The height of a moving object is given as a function of time.
$$h(t) = 3.0 + 2.7 \sin(1.3t + 0.9)$$
$t$ is measured in seconds and $h$ is measured in feet.
Given this, I've found the velocity and acceleration as follows:
- $h'(t)=3.51 \cos(1.3t+0.9)$
- $h''(t)=-4.563 \sin(1.3t+0.9)$
I am trying to find the acceleration at the first instant when $t > 0$ and the height is $4$ feet.
I have tried finding time by:
- Setting $h(t)=4$ and solving algebraically
- Graphing $h(t)$ and finding an intersection at $y=4$
This yields ~$ t = 1.432 s$
Graph provided here: https://www.desmos.com/calculator/gxytwo3kan
I then plugged $t = 1.432 s$ into my acceleration function giving:
- $h''(1.432) = -3.47142 ft/s^2$
This is the answer I am confident in, but is being marked incorrect on my assignment.
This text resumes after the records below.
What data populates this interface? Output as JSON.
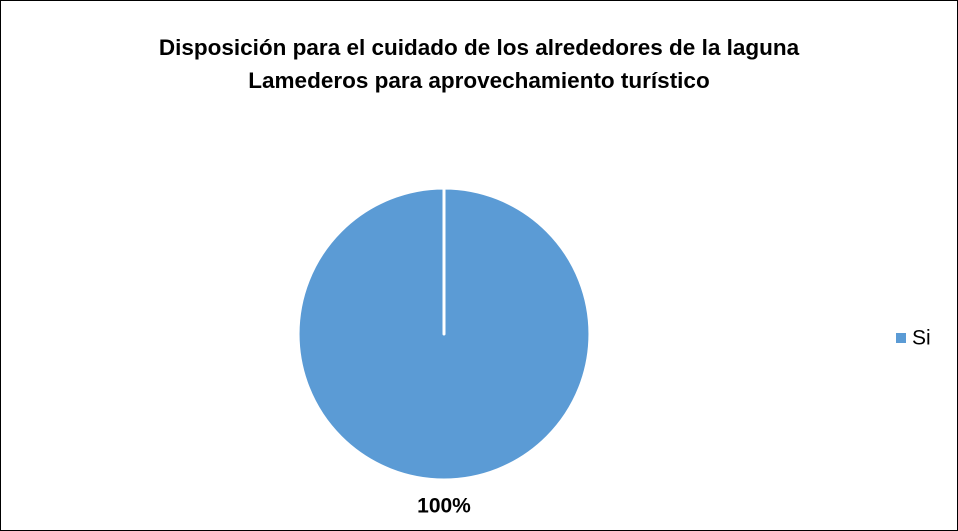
{
  "chart_data": {
    "type": "pie",
    "title": "Disposición para el cuidado de los alrededores de la laguna Lamederos para aprovechamiento turístico",
    "categories": [
      "Si"
    ],
    "values": [
      100
    ],
    "value_labels": [
      "100%"
    ],
    "colors": [
      "#5b9bd5"
    ],
    "legend": "right"
  }
}
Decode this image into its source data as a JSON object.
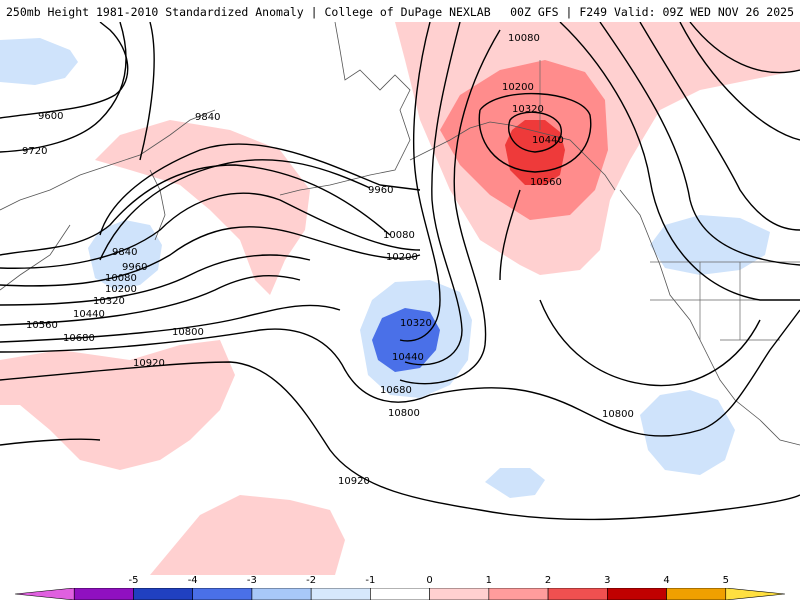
{
  "header": {
    "left_title": "250mb Height 1981-2010 Standardized Anomaly | College of DuPage NEXLAB",
    "right_title": "00Z GFS | F249 Valid: 09Z WED NOV 26 2025"
  },
  "contour_labels": [
    "10080",
    "9600",
    "9720",
    "9840",
    "10200",
    "10320",
    "10440",
    "9960",
    "10560",
    "9840",
    "9960",
    "10080",
    "10200",
    "10320",
    "10440",
    "10560",
    "10680",
    "10800",
    "10080",
    "10200",
    "10320",
    "10440",
    "10680",
    "10800",
    "10920",
    "10800",
    "10920"
  ],
  "colorbar": {
    "ticks": [
      "-5",
      "-4",
      "-3",
      "-2",
      "-1",
      "0",
      "1",
      "2",
      "3",
      "4",
      "5"
    ],
    "colors": [
      "#e060e0",
      "#9010c0",
      "#2040c0",
      "#4a70e8",
      "#a8c8f8",
      "#d6e8fc",
      "#ffffff",
      "#ffd0d0",
      "#ff9c9c",
      "#f05050",
      "#c00000",
      "#f0a000",
      "#ffe040"
    ]
  },
  "colors": {
    "anomaly_pos_1": "#ffd0d0",
    "anomaly_pos_2": "#ff8c8c",
    "anomaly_pos_3": "#ee3a3a",
    "anomaly_neg_1": "#cfe3fb",
    "anomaly_neg_2": "#4a70e8"
  }
}
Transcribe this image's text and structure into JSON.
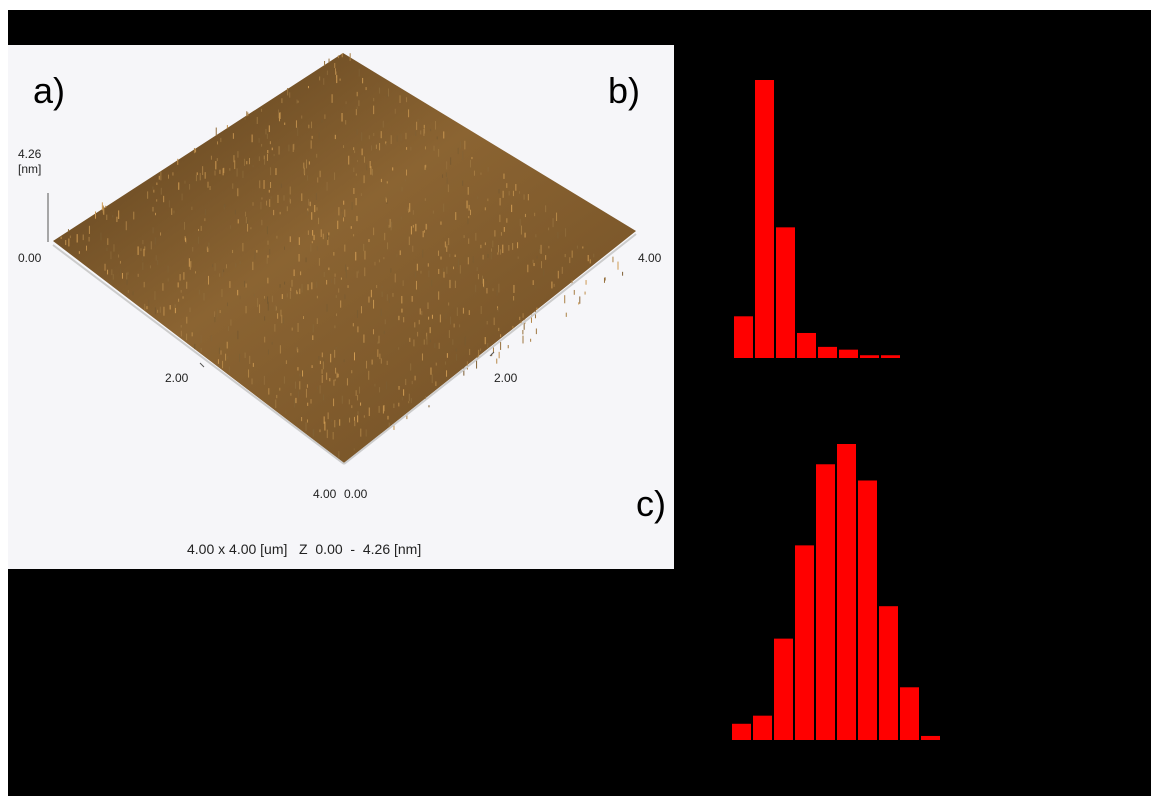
{
  "panels": {
    "a_label": "a)",
    "b_label": "b)",
    "c_label": "c)"
  },
  "afm": {
    "z_max_label": "4.26",
    "z_unit_label": "[nm]",
    "origin_label": "0.00",
    "right_end_label": "4.00",
    "left_mid_label": "2.00",
    "right_mid_label": "2.00",
    "front_left_label": "4.00",
    "front_right_label": "0.00",
    "caption": "4.00 x 4.00 [um]   Z  0.00  -  4.26 [nm]",
    "surface_color": "#8b6432"
  },
  "colors": {
    "bar": "#ff0000",
    "background": "#000000"
  },
  "chart_data": [
    {
      "type": "bar",
      "panel": "b",
      "values": [
        15,
        100,
        47,
        9,
        4,
        3,
        1,
        1
      ],
      "grid": false,
      "legend": "none"
    },
    {
      "type": "bar",
      "panel": "c",
      "values": [
        4,
        6,
        25,
        48,
        68,
        73,
        64,
        33,
        13,
        1
      ],
      "grid": false,
      "legend": "none"
    }
  ]
}
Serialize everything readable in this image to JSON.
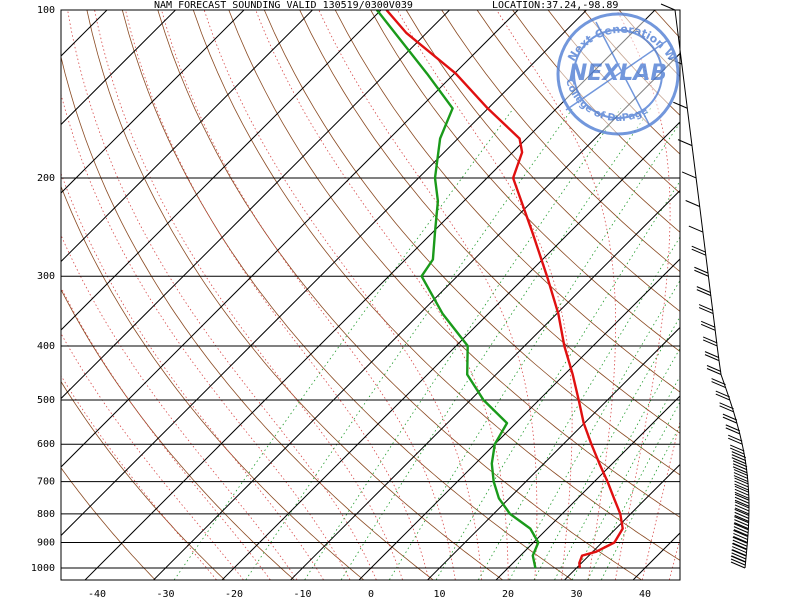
{
  "chart_data": {
    "type": "line",
    "title": "NAM FORECAST SOUNDING VALID 130519/0300V039",
    "location": "LOCATION:37.24,-98.89",
    "xlabel": "",
    "ylabel": "",
    "xlim": [
      -45,
      45
    ],
    "ylim": [
      1000,
      100
    ],
    "x_ticks": [
      -40,
      -30,
      -20,
      -10,
      0,
      10,
      20,
      30,
      40
    ],
    "y_ticks": [
      100,
      200,
      300,
      400,
      500,
      600,
      700,
      800,
      900,
      1000
    ],
    "y_scale": "log",
    "grid": true,
    "series": [
      {
        "name": "",
        "color": "#e01010",
        "points": [
          {
            "p": 1000,
            "t": 30.5
          },
          {
            "p": 980,
            "t": 29.7
          },
          {
            "p": 950,
            "t": 29.0
          },
          {
            "p": 935,
            "t": 30.5
          },
          {
            "p": 900,
            "t": 31.8
          },
          {
            "p": 850,
            "t": 31.0
          },
          {
            "p": 800,
            "t": 28.5
          },
          {
            "p": 750,
            "t": 25.3
          },
          {
            "p": 700,
            "t": 21.9
          },
          {
            "p": 650,
            "t": 18.1
          },
          {
            "p": 600,
            "t": 14.1
          },
          {
            "p": 550,
            "t": 9.9
          },
          {
            "p": 500,
            "t": 5.8
          },
          {
            "p": 450,
            "t": 1.2
          },
          {
            "p": 400,
            "t": -4.2
          },
          {
            "p": 350,
            "t": -9.8
          },
          {
            "p": 300,
            "t": -16.9
          },
          {
            "p": 250,
            "t": -25.5
          },
          {
            "p": 200,
            "t": -36.2
          },
          {
            "p": 180,
            "t": -38.6
          },
          {
            "p": 170,
            "t": -41.0
          },
          {
            "p": 150,
            "t": -50.1
          },
          {
            "p": 130,
            "t": -59.8
          },
          {
            "p": 110,
            "t": -72.9
          },
          {
            "p": 100,
            "t": -79.2
          }
        ]
      },
      {
        "name": "",
        "color": "#1a9a1a",
        "points": [
          {
            "p": 1000,
            "t": 24.0
          },
          {
            "p": 950,
            "t": 21.8
          },
          {
            "p": 900,
            "t": 20.7
          },
          {
            "p": 850,
            "t": 17.5
          },
          {
            "p": 800,
            "t": 12.4
          },
          {
            "p": 750,
            "t": 8.5
          },
          {
            "p": 700,
            "t": 5.3
          },
          {
            "p": 650,
            "t": 2.4
          },
          {
            "p": 600,
            "t": 0.0
          },
          {
            "p": 550,
            "t": -1.3
          },
          {
            "p": 500,
            "t": -8.1
          },
          {
            "p": 450,
            "t": -14.2
          },
          {
            "p": 400,
            "t": -18.3
          },
          {
            "p": 350,
            "t": -26.7
          },
          {
            "p": 300,
            "t": -35.2
          },
          {
            "p": 280,
            "t": -36.0
          },
          {
            "p": 250,
            "t": -39.7
          },
          {
            "p": 220,
            "t": -43.8
          },
          {
            "p": 200,
            "t": -47.6
          },
          {
            "p": 170,
            "t": -52.6
          },
          {
            "p": 150,
            "t": -55.2
          },
          {
            "p": 130,
            "t": -64.0
          },
          {
            "p": 100,
            "t": -80.6
          }
        ]
      }
    ]
  },
  "watermark": {
    "brand": "NEXLAB",
    "ring_top": "Next Generation Weather Lab",
    "ring_bottom": "College of DuPage",
    "color": "#5a86d6"
  }
}
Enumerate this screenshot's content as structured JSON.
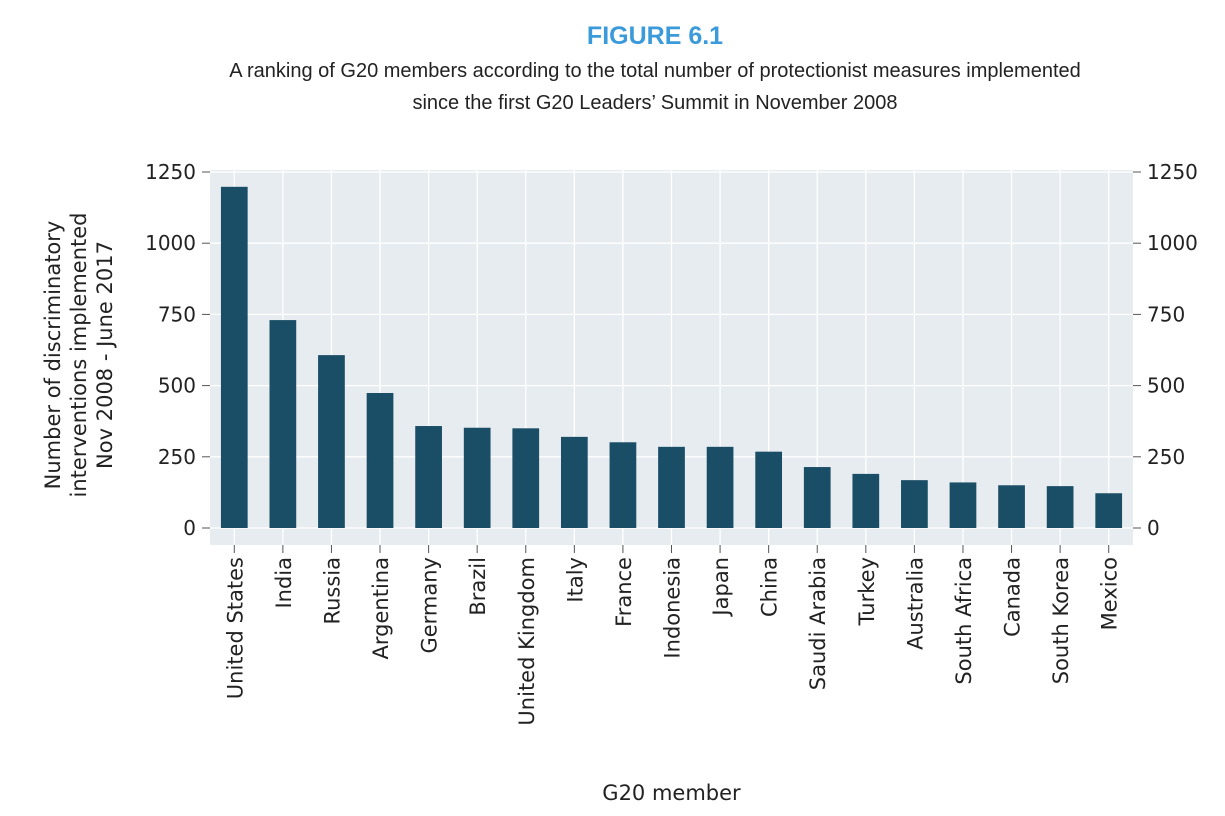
{
  "figure_label": "FIGURE 6.1",
  "subtitle_lines": [
    "A ranking of G20 members according to the total number of protectionist measures implemented",
    "since the first G20 Leaders’ Summit in November 2008"
  ],
  "chart_data": {
    "type": "bar",
    "categories": [
      "United States",
      "India",
      "Russia",
      "Argentina",
      "Germany",
      "Brazil",
      "United Kingdom",
      "Italy",
      "France",
      "Indonesia",
      "Japan",
      "China",
      "Saudi Arabia",
      "Turkey",
      "Australia",
      "South Africa",
      "Canada",
      "South Korea",
      "Mexico"
    ],
    "values": [
      1198,
      730,
      607,
      474,
      358,
      352,
      350,
      320,
      301,
      285,
      285,
      268,
      214,
      190,
      168,
      160,
      150,
      147,
      122
    ],
    "xlabel": "G20 member",
    "ylabel_lines": [
      "Number of discriminatory",
      "interventions implemented",
      "Nov 2008 - June 2017"
    ],
    "ylim": [
      0,
      1250
    ],
    "yticks": [
      0,
      250,
      500,
      750,
      1000,
      1250
    ],
    "grid": true,
    "secondary_y_axis": true,
    "colors": {
      "bar": "#1a4d66",
      "plot_bg": "#e6ecf0",
      "grid": "#ffffff",
      "figure_label": "#3b9ad9"
    }
  }
}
Can someone help me understand what I might be missing here?
You don’t have to find $t$ to solve this. Since the term $s=\sin(1.3t+0.9)$ appears in both the position and acceleration, rewrite them as $h(s)=3.0+2.7s$ and $a(s)=-4.563s$ and solve from there. This will give you an exact solution instead of the approximation that you got from the graph.